All told, more than 20,000 people are thought to have died in the group’s seven-year quest to impose strict Islamic law in Nigeria’s north.
But Abubakar remembers growing up in a Maiduguri different from the one she lives in today. It was the kind of city, she said, where neighbors shared meals and watched each other’s children.
“The way people view us as bomb blast city or something ... I want them to see us as people who are stronger because of what happened,” Abubakar said.
Mohammed,
one of the youth vigilantes as part of the Borno Youth Empowerment
Scheme, at his post in Monday Market, Maiduguri. (Fati Abubakar)
Her subjects range from market traders, to billiards enthusiasts, to members of the self-defense groups that patrol Maiduguri’s streets. She posts their portraits, along with brief snippets from their interview, on the project’s Facebook, Twitter and Instagram accounts.
Social media, she said, is the ideal way to reach Nigeria’s large and far-flung population.
“We don’t really have a reading culture in Nigeria,” Abubakar said. “I felt like photography will ... show exactly what I want to show without saying much. It just will speak for itself.”
While security has improved in recent months, attacks occur occasionally on Maiduguri’s outskirts and the city remains tense.
Abubakar sometimes faces suspicion from people she tries to interview and has been questioned by the soldiers who man checkpoints and patrol Maiduguri’s streets. But she says many people are relieved to talk about the stresses of life in the city, even to a stranger.
“It’s more like, 'I am just tired of this burden of carrying around what I’m feeling, I would like to tell someone.' So people are very open,” Abubakar said.
Maiduguri used to be a trading hub for Nigeria’s northeast and for merchants crossing into Nigeria from nearby Chad, Cameroon and Niger. But years of violence have driven away residents and traders alike.

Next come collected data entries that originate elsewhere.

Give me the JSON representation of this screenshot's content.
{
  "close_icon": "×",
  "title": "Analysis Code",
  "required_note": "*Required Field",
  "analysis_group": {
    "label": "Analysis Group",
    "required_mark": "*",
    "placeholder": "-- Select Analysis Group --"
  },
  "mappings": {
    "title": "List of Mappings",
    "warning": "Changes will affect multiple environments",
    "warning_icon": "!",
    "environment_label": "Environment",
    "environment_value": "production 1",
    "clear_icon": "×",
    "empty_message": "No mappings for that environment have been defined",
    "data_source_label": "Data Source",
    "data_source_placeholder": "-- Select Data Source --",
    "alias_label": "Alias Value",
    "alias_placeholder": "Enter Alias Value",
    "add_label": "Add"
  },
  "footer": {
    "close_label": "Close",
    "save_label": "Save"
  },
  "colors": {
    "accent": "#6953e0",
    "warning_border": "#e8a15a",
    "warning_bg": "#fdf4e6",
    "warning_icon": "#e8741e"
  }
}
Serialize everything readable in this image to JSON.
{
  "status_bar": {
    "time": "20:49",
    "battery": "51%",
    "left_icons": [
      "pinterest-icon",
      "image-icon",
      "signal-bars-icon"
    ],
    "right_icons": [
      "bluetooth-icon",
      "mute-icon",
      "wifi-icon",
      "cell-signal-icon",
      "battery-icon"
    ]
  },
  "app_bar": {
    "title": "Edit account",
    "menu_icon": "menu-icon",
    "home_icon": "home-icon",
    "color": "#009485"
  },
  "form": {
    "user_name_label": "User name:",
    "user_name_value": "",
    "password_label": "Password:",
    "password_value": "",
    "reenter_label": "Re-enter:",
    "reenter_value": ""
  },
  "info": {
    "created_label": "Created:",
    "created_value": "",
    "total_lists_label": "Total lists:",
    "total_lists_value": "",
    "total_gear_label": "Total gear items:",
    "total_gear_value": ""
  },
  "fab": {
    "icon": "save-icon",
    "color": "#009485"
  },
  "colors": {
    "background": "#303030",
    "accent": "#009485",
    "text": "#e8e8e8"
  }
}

For months, the city’s airport was shut down, leaving a single treacherous road as the only way to reach the city.
That’s taken a toll on Maiduguri’s culture and neighborhoods, Abubakar said. Buildings are being neglected, and people are forgetting how life in Nigeria’s second-largest state once was.
“When you take a picture of a building and you post it and people say, ‘Oh this reminds of my childhood, this is where I used to live,’” Abubakar said. “I think it’s helping people see what it was, what it is and, hopefully, what it will be.”